Ultradźwiękowy preparat liposomowy
Produkowane ultradźwiękowo liposomy wykazują bardzo wysoką skuteczność uwięzienia, wysoką ładowność i równomiernie mały rozmiar sferyczny. W ten sposób liposomy ultradźwiękowe oferują doskonałą biodostępność. Hielscher Ultrasonics oferuje ultrasonografy do niezawodnej produkcji liposomów klasy farmaceutycznej w trybie wsadowym i ciągłym.
Zalety ultradźwiękowej produkcji liposomów
Ultradźwiękowa enkapsulacja liposomów jest techniką stosowaną do enkapsulacji leków lub innych środków terapeutycznych w liposomach przy użyciu energii ultradźwiękowej. W porównaniu z innymi metodami enkapsulacji liposomów, enkapsulacja ultradźwiękowa ma kilka zalet, które sprawiają, że jest to najlepsza technika produkcji.

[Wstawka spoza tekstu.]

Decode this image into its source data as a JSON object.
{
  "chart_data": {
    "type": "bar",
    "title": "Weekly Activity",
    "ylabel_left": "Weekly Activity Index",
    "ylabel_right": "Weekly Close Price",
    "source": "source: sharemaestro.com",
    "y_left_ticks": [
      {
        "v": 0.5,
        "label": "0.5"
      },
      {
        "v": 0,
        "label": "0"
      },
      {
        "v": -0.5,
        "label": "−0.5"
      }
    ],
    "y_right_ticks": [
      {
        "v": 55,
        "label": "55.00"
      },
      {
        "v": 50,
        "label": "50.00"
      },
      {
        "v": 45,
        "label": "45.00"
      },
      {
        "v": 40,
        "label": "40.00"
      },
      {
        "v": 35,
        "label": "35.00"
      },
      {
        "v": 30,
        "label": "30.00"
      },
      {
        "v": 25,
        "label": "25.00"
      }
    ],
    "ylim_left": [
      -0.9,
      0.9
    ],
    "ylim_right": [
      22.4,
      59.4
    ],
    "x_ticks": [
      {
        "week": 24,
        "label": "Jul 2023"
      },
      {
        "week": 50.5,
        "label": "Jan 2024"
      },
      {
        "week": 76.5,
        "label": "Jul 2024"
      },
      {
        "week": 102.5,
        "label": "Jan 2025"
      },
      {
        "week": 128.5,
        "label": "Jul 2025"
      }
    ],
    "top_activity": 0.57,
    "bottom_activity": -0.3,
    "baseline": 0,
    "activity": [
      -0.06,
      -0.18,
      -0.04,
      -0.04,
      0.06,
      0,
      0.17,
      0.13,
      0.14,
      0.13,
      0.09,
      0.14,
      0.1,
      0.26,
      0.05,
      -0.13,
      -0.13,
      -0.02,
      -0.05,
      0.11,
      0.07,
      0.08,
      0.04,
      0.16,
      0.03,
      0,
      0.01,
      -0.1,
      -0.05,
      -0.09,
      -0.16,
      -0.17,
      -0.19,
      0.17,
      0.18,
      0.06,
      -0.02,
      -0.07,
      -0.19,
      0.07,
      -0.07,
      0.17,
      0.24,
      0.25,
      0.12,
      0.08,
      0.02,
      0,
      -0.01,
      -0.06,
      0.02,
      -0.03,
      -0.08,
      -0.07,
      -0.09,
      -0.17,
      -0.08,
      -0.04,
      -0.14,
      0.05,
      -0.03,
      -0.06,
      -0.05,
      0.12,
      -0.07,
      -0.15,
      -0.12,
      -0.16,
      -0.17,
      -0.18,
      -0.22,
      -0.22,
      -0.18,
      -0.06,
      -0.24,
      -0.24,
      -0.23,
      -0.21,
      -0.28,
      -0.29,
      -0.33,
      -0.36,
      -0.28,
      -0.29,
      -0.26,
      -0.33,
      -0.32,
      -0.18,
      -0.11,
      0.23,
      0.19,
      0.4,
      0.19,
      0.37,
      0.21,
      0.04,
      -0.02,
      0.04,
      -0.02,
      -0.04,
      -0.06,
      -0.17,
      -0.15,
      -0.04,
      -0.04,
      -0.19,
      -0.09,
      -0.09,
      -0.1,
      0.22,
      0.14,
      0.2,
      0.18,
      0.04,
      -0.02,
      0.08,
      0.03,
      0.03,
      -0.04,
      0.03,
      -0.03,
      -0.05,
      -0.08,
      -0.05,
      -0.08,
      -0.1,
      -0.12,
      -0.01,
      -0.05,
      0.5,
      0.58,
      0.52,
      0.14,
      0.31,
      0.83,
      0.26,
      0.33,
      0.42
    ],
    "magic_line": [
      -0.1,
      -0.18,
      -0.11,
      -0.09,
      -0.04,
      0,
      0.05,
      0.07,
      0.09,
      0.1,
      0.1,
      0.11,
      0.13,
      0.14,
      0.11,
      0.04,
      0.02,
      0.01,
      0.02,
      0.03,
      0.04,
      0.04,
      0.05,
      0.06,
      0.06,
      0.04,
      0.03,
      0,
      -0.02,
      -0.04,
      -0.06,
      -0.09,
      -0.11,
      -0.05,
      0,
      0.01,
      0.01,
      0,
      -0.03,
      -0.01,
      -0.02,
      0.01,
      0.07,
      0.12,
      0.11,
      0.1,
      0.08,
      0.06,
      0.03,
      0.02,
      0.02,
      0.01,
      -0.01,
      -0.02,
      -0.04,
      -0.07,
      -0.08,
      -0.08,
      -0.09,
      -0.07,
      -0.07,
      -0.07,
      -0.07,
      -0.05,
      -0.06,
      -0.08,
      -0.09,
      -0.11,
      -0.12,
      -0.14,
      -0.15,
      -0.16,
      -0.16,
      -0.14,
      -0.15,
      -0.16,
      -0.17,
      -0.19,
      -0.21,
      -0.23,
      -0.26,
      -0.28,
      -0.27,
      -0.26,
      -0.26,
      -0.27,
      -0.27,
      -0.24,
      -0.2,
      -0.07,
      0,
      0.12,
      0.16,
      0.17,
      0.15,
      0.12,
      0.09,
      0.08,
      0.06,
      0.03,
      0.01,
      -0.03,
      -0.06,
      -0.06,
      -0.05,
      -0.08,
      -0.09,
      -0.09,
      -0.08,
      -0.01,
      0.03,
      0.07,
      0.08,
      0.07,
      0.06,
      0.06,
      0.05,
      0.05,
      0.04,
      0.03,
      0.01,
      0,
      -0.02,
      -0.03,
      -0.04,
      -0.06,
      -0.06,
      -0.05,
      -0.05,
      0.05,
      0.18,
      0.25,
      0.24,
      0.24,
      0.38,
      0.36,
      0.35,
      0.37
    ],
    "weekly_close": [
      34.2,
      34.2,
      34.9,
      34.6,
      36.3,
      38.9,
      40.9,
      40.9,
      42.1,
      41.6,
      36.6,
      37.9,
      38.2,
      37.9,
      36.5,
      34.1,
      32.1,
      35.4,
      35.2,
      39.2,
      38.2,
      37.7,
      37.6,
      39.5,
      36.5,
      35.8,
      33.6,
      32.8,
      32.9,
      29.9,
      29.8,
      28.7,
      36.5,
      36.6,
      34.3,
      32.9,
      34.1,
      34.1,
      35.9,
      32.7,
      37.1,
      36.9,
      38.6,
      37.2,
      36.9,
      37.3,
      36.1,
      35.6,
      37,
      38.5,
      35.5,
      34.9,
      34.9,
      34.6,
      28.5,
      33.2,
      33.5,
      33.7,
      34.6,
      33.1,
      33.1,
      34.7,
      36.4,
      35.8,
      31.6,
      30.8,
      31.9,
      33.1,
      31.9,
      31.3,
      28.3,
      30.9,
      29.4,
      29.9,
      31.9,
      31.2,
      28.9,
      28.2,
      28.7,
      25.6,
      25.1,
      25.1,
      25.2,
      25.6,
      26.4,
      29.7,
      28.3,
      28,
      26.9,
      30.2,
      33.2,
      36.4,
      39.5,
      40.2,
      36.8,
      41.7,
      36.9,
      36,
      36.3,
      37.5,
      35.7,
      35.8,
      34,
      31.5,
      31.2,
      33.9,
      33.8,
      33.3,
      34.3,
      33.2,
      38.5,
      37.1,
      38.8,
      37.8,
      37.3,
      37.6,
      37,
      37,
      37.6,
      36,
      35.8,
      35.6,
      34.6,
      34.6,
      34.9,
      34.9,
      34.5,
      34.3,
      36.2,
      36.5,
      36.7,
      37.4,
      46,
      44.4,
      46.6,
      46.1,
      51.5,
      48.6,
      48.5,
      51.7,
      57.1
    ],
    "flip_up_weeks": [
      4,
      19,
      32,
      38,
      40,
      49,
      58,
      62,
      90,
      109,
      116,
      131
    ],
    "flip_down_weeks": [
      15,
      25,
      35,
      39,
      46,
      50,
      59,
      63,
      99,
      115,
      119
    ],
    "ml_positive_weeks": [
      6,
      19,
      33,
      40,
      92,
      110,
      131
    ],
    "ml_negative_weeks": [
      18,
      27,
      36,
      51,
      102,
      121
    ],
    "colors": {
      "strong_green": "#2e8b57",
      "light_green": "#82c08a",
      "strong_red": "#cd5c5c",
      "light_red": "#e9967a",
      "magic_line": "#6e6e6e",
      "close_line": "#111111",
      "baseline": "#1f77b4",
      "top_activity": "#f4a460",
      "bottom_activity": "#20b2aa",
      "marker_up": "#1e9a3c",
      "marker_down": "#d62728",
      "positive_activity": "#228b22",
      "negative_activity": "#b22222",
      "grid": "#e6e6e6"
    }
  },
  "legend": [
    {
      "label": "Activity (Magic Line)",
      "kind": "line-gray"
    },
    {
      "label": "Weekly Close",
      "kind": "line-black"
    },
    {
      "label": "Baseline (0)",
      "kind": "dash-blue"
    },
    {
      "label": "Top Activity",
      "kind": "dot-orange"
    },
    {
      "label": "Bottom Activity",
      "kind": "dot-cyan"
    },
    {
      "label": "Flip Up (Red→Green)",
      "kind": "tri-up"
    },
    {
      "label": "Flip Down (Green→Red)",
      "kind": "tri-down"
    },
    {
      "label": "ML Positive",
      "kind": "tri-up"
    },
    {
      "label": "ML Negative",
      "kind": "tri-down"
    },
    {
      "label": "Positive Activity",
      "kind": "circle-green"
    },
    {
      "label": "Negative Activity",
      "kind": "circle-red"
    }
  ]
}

- Wysokie obciążenie, wysoka skuteczność pochłaniania: Ultradźwiękowa produkcja liposomów jest dobrze znana z produkcji liposomów o wysokim obciążeniu składnikami aktywnymi, np. witaminą C, cząsteczkami leków itp. Jednocześnie metoda sonikacji wykazuje wysoką skuteczność uwięzienia. Oznacza to, że wysoki procent substancji czynnej jest kapsułkowany przez ultradźwięki. Podsumowując, sprawia to, że ultradźwięki są wysoce wydajną metodą produkcji liposomów.
- Jednolicie małe liposomy: Jedną z zalet ultradźwiękowej enkapsulacji liposomów jest jej zdolność do wytwarzania wysoce jednorodnych liposomów o wąskim rozkładzie wielkości. Energia ultradźwiękowa może być wykorzystywana do rozbijania większych liposomów lub agregatów lipidowych na mniejsze, bardziej jednolite liposomy. Prowadzi to do większej spójności rozmiaru i kształtu liposomów, co może być ważne dla zastosowań związanych z dostarczaniem leków, w których rozmiar cząstek może wpływać na ich farmakokinetykę i skuteczność.
- Ma zastosowanie do wszystkich cząsteczek: Kolejną zaletą ultradźwiękowej enkapsulacji liposomów jest jej zdolność do enkapsulacji szerokiej gamy leków i innych środków terapeutycznych. Technika ta może być stosowana do enkapsulacji zarówno leków hydrofilowych, jak i hydrofobowych, co może być trudne do wykonania innymi metodami. Dodatkowo, energia ultradźwiękowa może być wykorzystywana do enkapsulacji makrocząsteczek i nanocząsteczek, które mogą być zbyt duże, aby można je było enkapsulować innymi metodami.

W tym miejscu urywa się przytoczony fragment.